Stelzer creates images with imaging tools such as Stable Diffusion, Midjourney, and DALL-E 2. He mostly makes sounds using artificial intelligence sound generation tools like Synthesia or Murph. And it uses GPT-3, a text generator, to help with scripting.
“I can make a ’70s sci-fi movie if I want to in my studio in my little home office,” Stelzer, who lives in Berlin, told CNN Business from that studio. “And actually I can do more than a sci-fi movie. I can think of what movie is there in that paradigm where the execution is as easy as the idea?”
“It’s in the embryonic stage right now, but I have a lot of ideas about where I want to take it,” Stelzer said.
“Shadows of Thoughts and Seeds of Stories”
The idea for “Salt” came from Stelzer’s experiments with Midjourney, a powerful, publicly available AI system where users can feed a text query and get an image in response. His instructions to the system produced images that he said “felt like a movie world,” depicting things like alien vegetation, a mysterious figure lurking in the shadows, and a strange-looking research station on an arid mining planet. He said he included what appeared to be salt crystals in one image.
“I saw it in front of me and I said, ‘Well, I don’t know what’s going on in this world, but I know there are a lot of stories, interesting things.’ “I saw shades of stories and shadows of ideas and seeds of stories.”
The vintage sci-fi vibe is partly an homage to a genre Stelzer loves, and partly a necessity due to the technical limitations of AI image generators, which are still not good at creating high-definition textured images. To get the AI to generate images, it creates prompts that include phrases like “sci-fi research station near a mining cave,” “35mm footage,” “dark and beige atmosphere,” and “salt flakes on the wall.”
The look of the film also matches Stelzer’s editing style as an amateur auteur.
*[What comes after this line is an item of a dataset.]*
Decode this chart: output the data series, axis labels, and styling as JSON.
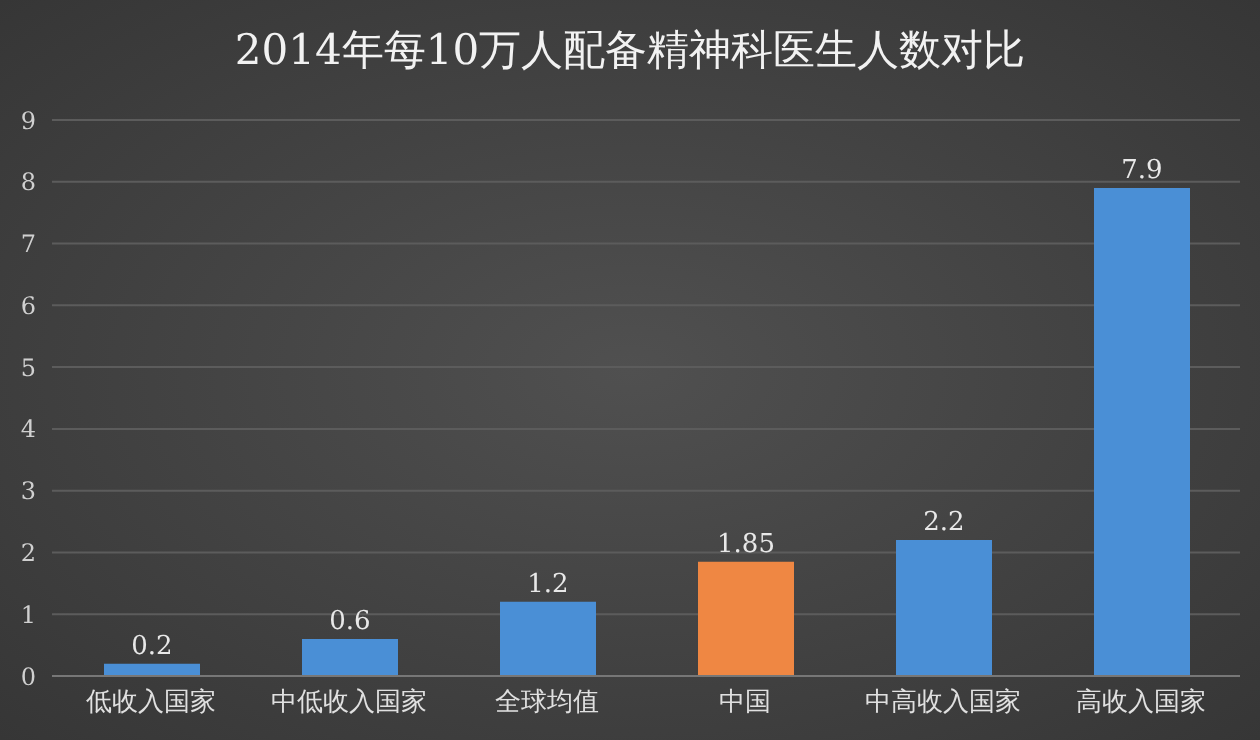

As he uses artificial intelligence to create still images for “Salt,” Stelzer uses some simple techniques to animate the scenes, such as shaking parts of the image to make it appear as if it’s moving or zoomed in. Crude, but effective.
“Salt” is going to college
“Salt” has a small but fascinating following on the Internet. As of Wednesday, the Twitter account for the film series had nearly 4,500 followers. Some of them asked Stelzer to show how he makes his films.
Savannah Niles, director of product and design at AR and VR experience builder Magnopus, followed along with “Salt” on Twitter, saying she sees it as a prototype for the future of storytelling — when people actively participate and contribute to a narrative. It helps build AI. He hopes that tools like Stelzer can make it cheaper and faster to produce films that today can attract hundreds of people, take several years and cost millions of dollars.
“I think there will be a lot of that, which is exciting,” he said.
It is also used as a teaching aid. Northern Illinois University professor David Gunkel, who follows the films on Twitter, said he previously used a short sci-fi film called “Solar Spring” to teach his students about computational creativity. Released in 2016 and starring “Silicon Valley” actor Thomas Middleditch, it is believed to be the first film to use artificial intelligence to write the script. Now, he said, he plans to use “Salt” in his communications technology classes in the fall semester.
“It creates a world where you feel engaged, immersed,” he said. “I just want to see more of what’s possible and what’s going to come out of it.”
Stelzer said he has a “somewhat cohesive” idea of what the overall narrative structure of “Salt” will be, but isn’t sure he wants to reveal it — in part because the community’s involvement has already detracted from the story in some ways. as planned.
“I’m not sure if the story in my head is actually going to play out like that,” he said. “For me, the appeal of experimentation comes from intellectually, creatively, the curiosity to see what I and society can come up with together.”